We analyzed variations in surgical site infections (SSIs) during 5 years of a prospective surveillance program and investigated possible contributors to SSIs in a cohort of patients who underwent surgery for breast cancer.


All breast surgeries performed between January 2001 and December 2005 were registered. Patients were followed-up by direct observation for at least 30 days under standardized conditions. The main outcome studied was SSI. A case-control analysis was conducted to identify SSI-associated risk factors and to evaluate SSI variations by means of a control chart.

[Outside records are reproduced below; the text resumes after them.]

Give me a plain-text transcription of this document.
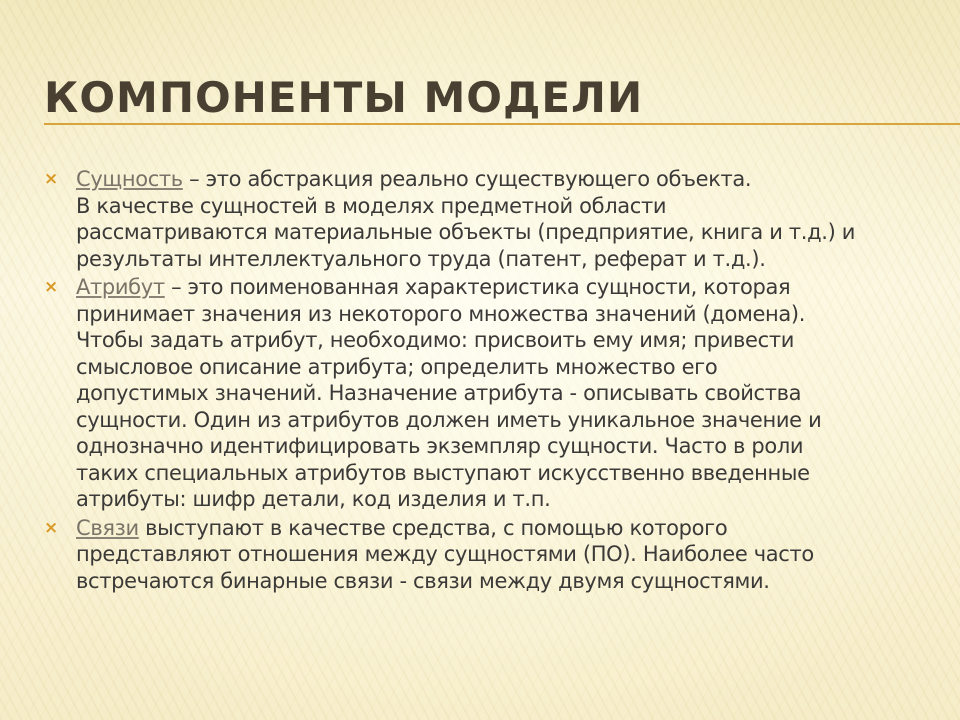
КОМПОНЕНТЫ МОДЕЛИ
× Сущность – это абстракция реально существующего объекта.
В качестве сущностей в моделях предметной области
рассматриваются материальные объекты (предприятие, книга и т.д.) и
результаты интеллектуального труда (патент, реферат и т.д.).
× Атрибут – это поименованная характеристика сущности, которая
принимает значения из некоторого множества значений (домена).
Чтобы задать атрибут, необходимо: присвоить ему имя; привести
смысловое описание атрибута; определить множество его
допустимых значений. Назначение атрибута - описывать свойства
сущности. Один из атрибутов должен иметь уникальное значение и
однозначно идентифицировать экземпляр сущности. Часто в роли
таких специальных атрибутов выступают искусственно введенные
атрибуты: шифр детали, код изделия и т.п.
× Связи выступают в качестве средства, с помощью которого
представляют отношения между сущностями (ПО). Наиболее часто
встречаются бинарные связи - связи между двумя сущностями.
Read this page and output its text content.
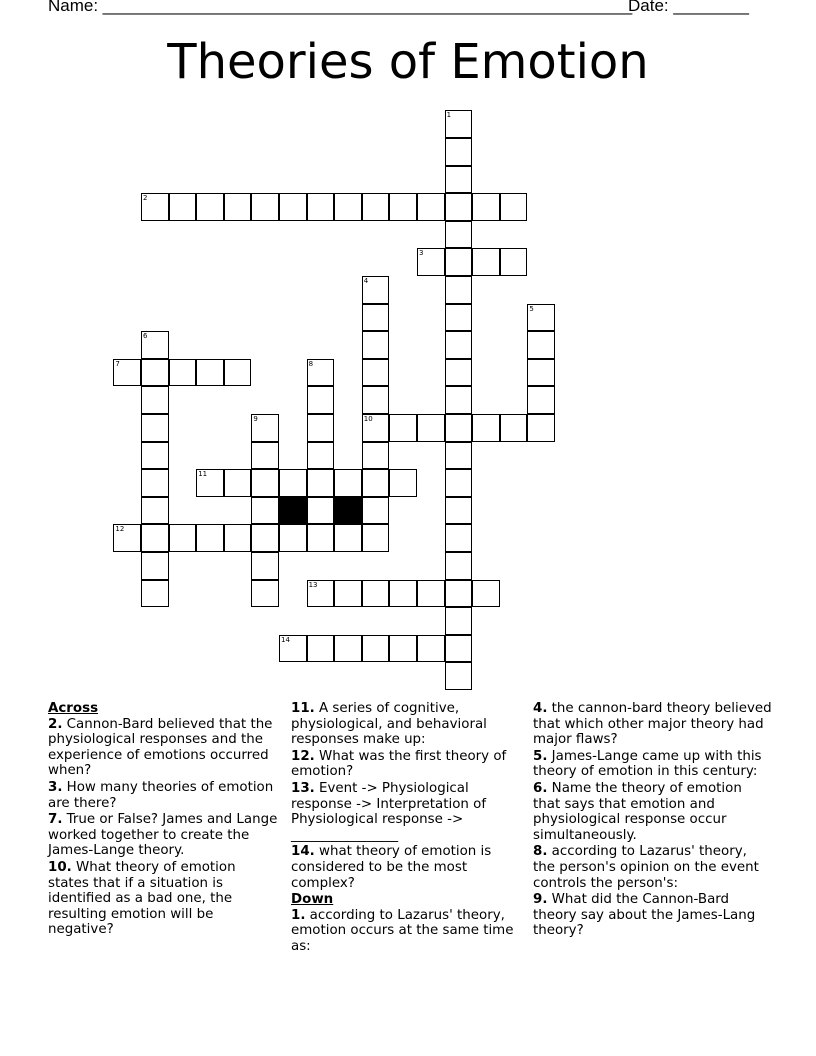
Name: ________________________________________________________
Date: ________
Theories of Emotion
1
2
3
4
5
6
7	8
9	10
11
12
13
14

Across

2. Cannon-Bard believed that the physiological responses and the experience of emotions occurred when?
3. How many theories of emotion are there?
7. True or False? James and Lange worked together to create the James-Lange theory.
10. What theory of emotion states that if a situation is identified as a bad one, the resulting emotion will be negative?
11. A series of cognitive, physiological, and behavioral responses make up:
12. What was the first theory of emotion?
13. Event -> Physiological response -> Interpretation of Physiological response -> ________________
14. what theory of emotion is considered to be the most complex?

Down

1. according to Lazarus' theory, emotion occurs at the same time as:
4. the cannon-bard theory believed that which other major theory had major flaws?
5. James-Lange came up with this theory of emotion in this century:
6. Name the theory of emotion that says that emotion and physiological response occur simultaneously.
8. according to Lazarus' theory, the person's opinion on the event controls the person's:
9. What did the Cannon-Bard theory say about the James-Lang theory?
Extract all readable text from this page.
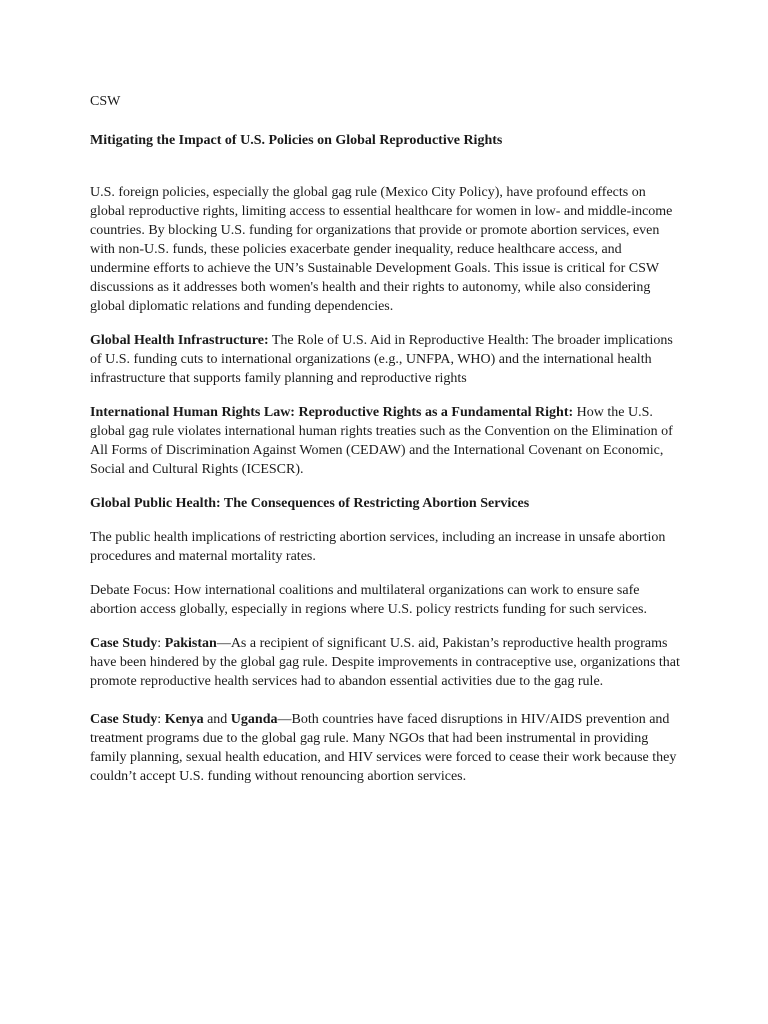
CSW

Mitigating the Impact of U.S. Policies on Global Reproductive Rights

U.S. foreign policies, especially the global gag rule (Mexico City Policy), have profound effects on global reproductive rights, limiting access to essential healthcare for women in low- and middle-income countries. By blocking U.S. funding for organizations that provide or promote abortion services, even with non-U.S. funds, these policies exacerbate gender inequality, reduce healthcare access, and undermine efforts to achieve the UN’s Sustainable Development Goals. This issue is critical for CSW discussions as it addresses both women's health and their rights to autonomy, while also considering global diplomatic relations and funding dependencies.

Global Health Infrastructure: The Role of U.S. Aid in Reproductive Health: The broader implications of U.S. funding cuts to international organizations (e.g., UNFPA, WHO) and the international health infrastructure that supports family planning and reproductive rights

International Human Rights Law: Reproductive Rights as a Fundamental Right: How the U.S. global gag rule violates international human rights treaties such as the Convention on the Elimination of All Forms of Discrimination Against Women (CEDAW) and the International Covenant on Economic, Social and Cultural Rights (ICESCR).

Global Public Health: The Consequences of Restricting Abortion Services

The public health implications of restricting abortion services, including an increase in unsafe abortion procedures and maternal mortality rates.

Debate Focus: How international coalitions and multilateral organizations can work to ensure safe abortion access globally, especially in regions where U.S. policy restricts funding for such services.

Case Study: Pakistan—As a recipient of significant U.S. aid, Pakistan’s reproductive health programs have been hindered by the global gag rule. Despite improvements in contraceptive use, organizations that promote reproductive health services had to abandon essential activities due to the gag rule.

Case Study: Kenya and Uganda—Both countries have faced disruptions in HIV/AIDS prevention and treatment programs due to the global gag rule. Many NGOs that had been instrumental in providing family planning, sexual health education, and HIV services were forced to cease their work because they couldn’t accept U.S. funding without renouncing abortion services.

During the study period, a total of 2338 breast cancer surgeries were recorded, and 441 SSIs (18.9%) were diagnosed. SSI frequency varied across the 5-year period, with a sharp decline seen after the introduction of preventive policies. After 2002, 3 out-of-confidence limits of SSIs were observed, 2 related to the use of evacuation systems and 1 associated with a group of rotating residents. Concomitant preoperative chemoradiation (odds ratio [OR]=3.47; 95% confidence interval [CI]=2.51 to 4.80), hematoma (OR=3.05; 95% CI=1.70 to 5.52), age > or = 58 years (OR=1.83; 95% CI=1.27 to 2.65), body mass index > or = 30.8 (OR=1.58; 95% CI=1.14 to 2.18), and duration of surgery > or = 160 minutes (OR=1.73; 95% CI=1.20 to 2.50) were found to be SSI-associated risk factors.


After 5 years of a continuous prospective surveillance program, we were able to decrease the rate of SSIs in patients undergoing breast cancer surgery (from 33.3% in 2000 to 18.9% in 2005), identify SSI-associated risk factors, and improve the quality of care delivered to these patients.